Constraints on Lunar Space Weathering Rates from Landscape Evolution Modeling

The chemical evolution of the lunar surface is dominated by the effects of micrometeorite impacts and energetic ions from the solar wind. These processes, collectively known as space weathering, alter the optical properties and microstructure of surface grains through the deposition of nanometer-sized reduced metallic Fe particles [1,2]. Lab measurements have characterized space weathering in Apollo sample grains, using proxies like rim thickness and Fe oxidation state [3]. However, to constrain the rate at which lunar soil grains are chemically altered it is necessary to understand how space weathering processes operate at macroscopic scales. The amount of time a given grain spends on the surface undergoing space weathering depends on the rate at which the regolith is being overturned by impacts and diffusive mass-wasting. In this work, we link measurements of the microscopic chemical alteration of soil materials to the macroscopic physical evolution of the lunar surface using a numerical landscape evolution model.
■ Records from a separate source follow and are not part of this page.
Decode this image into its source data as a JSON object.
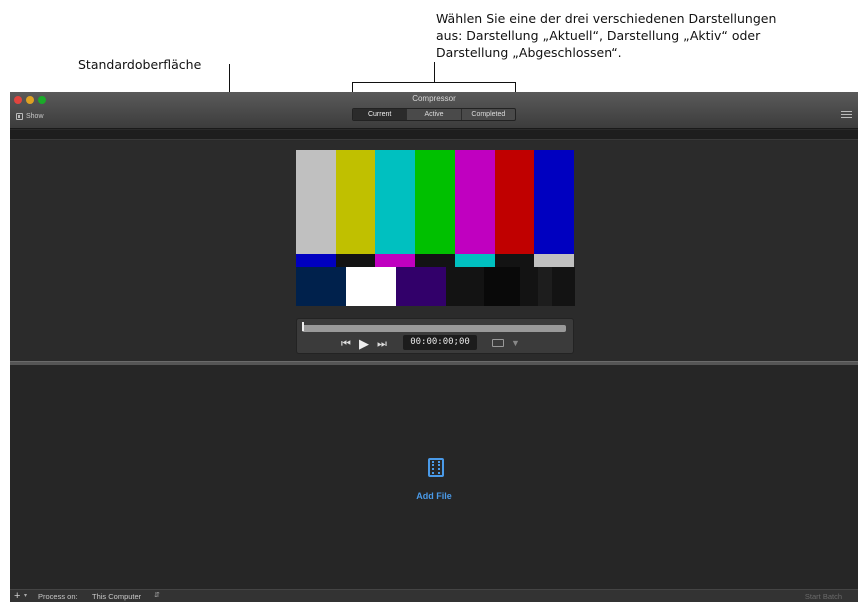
{
  "annotations": {
    "left_label": "Standardoberfläche",
    "right_label_line1": "Wählen Sie eine der drei verschiedenen Darstellungen",
    "right_label_line2": "aus: Darstellung „Aktuell“, Darstellung „Aktiv“ oder",
    "right_label_line3": "Darstellung „Abgeschlossen“."
  },
  "window": {
    "title": "Compressor",
    "show_label": "Show",
    "tabs": [
      {
        "label": "Current",
        "active": true
      },
      {
        "label": "Active",
        "active": false
      },
      {
        "label": "Completed",
        "active": false
      }
    ]
  },
  "viewer": {
    "timecode": "00:00:00;00",
    "icons": [
      "previous-icon",
      "play-icon",
      "next-icon",
      "aspect-icon",
      "marker-icon"
    ],
    "colorbars": {
      "top": [
        "#c0c0c0",
        "#c0c000",
        "#00c0c0",
        "#00c000",
        "#c000c0",
        "#c00000",
        "#0000c0"
      ],
      "middle": [
        "#0000c0",
        "#131313",
        "#c000c0",
        "#131313",
        "#00c0c0",
        "#131313",
        "#c0c0c0"
      ],
      "bottom": [
        "#00214c",
        "#ffffff",
        "#32006a",
        "#131313",
        "#090909",
        "#131313",
        "#1d1d1d",
        "#131313"
      ]
    }
  },
  "batch": {
    "add_file_label": "Add File",
    "icon": "film-icon"
  },
  "bottom_bar": {
    "plus_label": "+",
    "process_label": "Process on:",
    "process_value": "This Computer",
    "start_batch_label": "Start Batch"
  },
  "colors": {
    "accent": "#4a9ae8",
    "window_bg": "#2a2a2a"
  }
}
We calibrate this model by matching the topographic statistics of our synthetic surfaces to those of the real lunar surface, specifically the slope and amplitude of the topographic power spectrum calculated from LOLA-derived digital terrain models [4]. With this calibrated model we track the 3D position of tracer particles as the surface evolves and evaluate the distribution of surface residence times experienced by lunar soil grains. Finally, we compare this distribution to the distribution of grain weathering proxies in order to deduce the lunar space weathering rate. [1] Hapke, (2001), JGR: Planets, https://doi.org/10.1029/2000JE001338. [2] Noble et al., (2005), Meteoritics and Planetary Science, https://doi.org/10.1111/j.1945-5100.2005.tb00390.x. [3] Thompson et al., (2016), Meteoritics and Planetary Science, https://doi.org/10.1111/maps.12646. [4] Smith et al., (2010), Space Science Reviews, https://doi.org/10.1007/s11214-009-9512-y.